Now, one would have expected back then about 20 years ago that church organizations and other groups watching the nation’s moral behavior would have exploded immediately and called Hefner a purveyor of filth, which he always has been. Instead, if you will recall, it was the feminists and their organizations, of all people, who shouted “Foul!”
This may surprise you, but I said at the time, and I still feel this way, “A pox on both their houses.” I was referring, of course, to the Hefner perverts on one side and the feminists on the other. I don’t like Playboy’s sleazy approach to morals and nudity, but I think even less of the starchy, sexploitation line of the feminists.

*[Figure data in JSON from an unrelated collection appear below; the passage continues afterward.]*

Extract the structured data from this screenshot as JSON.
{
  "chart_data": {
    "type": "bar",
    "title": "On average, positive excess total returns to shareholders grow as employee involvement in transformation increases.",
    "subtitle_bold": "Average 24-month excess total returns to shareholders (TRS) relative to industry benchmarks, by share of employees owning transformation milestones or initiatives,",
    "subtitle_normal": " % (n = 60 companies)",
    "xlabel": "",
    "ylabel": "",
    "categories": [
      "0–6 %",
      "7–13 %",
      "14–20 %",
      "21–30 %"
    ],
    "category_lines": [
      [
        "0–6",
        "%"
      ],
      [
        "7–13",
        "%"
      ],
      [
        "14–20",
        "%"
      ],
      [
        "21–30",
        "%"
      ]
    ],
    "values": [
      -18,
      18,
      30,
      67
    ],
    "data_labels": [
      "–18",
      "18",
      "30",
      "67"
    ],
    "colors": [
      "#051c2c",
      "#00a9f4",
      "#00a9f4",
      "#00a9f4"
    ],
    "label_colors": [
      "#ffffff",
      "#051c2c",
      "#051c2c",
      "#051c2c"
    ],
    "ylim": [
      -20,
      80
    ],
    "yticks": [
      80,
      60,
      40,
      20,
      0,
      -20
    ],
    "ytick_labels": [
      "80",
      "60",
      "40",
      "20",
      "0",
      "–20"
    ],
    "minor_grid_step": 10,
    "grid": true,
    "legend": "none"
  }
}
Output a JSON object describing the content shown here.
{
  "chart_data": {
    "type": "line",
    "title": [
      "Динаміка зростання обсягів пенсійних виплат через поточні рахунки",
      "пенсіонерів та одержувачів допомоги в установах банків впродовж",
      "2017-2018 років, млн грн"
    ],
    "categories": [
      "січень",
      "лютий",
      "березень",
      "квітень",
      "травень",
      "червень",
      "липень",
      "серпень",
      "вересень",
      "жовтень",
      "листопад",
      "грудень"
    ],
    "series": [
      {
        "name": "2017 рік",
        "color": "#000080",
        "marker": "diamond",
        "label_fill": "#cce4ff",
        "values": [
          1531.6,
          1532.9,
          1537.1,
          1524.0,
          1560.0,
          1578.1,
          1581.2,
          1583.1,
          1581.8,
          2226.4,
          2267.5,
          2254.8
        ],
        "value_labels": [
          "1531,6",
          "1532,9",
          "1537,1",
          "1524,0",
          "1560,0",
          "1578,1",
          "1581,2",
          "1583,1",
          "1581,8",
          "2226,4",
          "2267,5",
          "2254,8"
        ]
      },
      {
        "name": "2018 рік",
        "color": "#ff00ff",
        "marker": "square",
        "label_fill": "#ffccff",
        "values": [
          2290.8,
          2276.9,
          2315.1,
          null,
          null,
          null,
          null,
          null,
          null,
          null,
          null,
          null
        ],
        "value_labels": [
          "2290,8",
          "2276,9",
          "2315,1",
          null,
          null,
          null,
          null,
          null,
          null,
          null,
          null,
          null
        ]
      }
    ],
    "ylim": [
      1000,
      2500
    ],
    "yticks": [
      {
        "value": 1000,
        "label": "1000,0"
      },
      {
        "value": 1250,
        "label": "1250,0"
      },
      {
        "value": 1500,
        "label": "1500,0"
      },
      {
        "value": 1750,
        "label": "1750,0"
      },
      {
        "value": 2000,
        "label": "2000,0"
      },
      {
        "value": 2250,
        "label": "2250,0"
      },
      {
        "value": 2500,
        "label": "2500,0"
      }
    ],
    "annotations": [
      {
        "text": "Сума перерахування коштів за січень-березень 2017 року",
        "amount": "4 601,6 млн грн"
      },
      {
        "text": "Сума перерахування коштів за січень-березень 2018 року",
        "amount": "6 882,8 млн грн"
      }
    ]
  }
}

I’m afraid that both camps are going to give sex and the feminine figure a bad name. Adam and Eve didn’t know a good thing when they had it, so they donned fig leaves and invented pornography, so to speak. Then the moralists forced the great Michelangelo to cover up vital parts in his masterpieces.
The glorious feminine body, ennobled by the world’s legitimate, earnest artists through the ages, has actually been rendered pornographic by the puritans, who insist on hiding it with leaves, loin cloths, and stuff like that. I suppose one might say that “intent” is the key word in this discussion.
Mention sex or the glory of the undraped human figure in life or in art, and somebody is bound to break out in a giggle or start shaking his or her head as if saying “No, No.” Why do we get giddy or look affronted when the subject of sex or naked figures comes up?
Playboy has always been giddy, and it handles sex and nudity like a giggling teen-ager, for all its pretensions of sophistication. But the feminists, on the other hand, would have us believe that sex and nudity are dirty or sexist and that we are offending all women in the world by talking about their bodies or what should be the most beautiful occasion in the world, sex between two people who love each other.
Now that I think about it, I have to say that I’m deeply grateful that feminists, Hefner’s Playboy, or the do-gooders in our midst don’t run America’s museums or art galleries — or, in fact, the nation’s publishing houses. Imagine what a great setback the visual arts would sustain if they did.
As for all those beautiful co-eds who made the mistake of posing for Hefner and his perverted staffers, I wish they had decided to pose for something more significant than Playboy. However, I have to admit that even a foul display in Playboy would be somewhat better than accepting the professional feminists’ view that men and women are the same.
As the French would say on the subject about men and women, “Vive le difference!”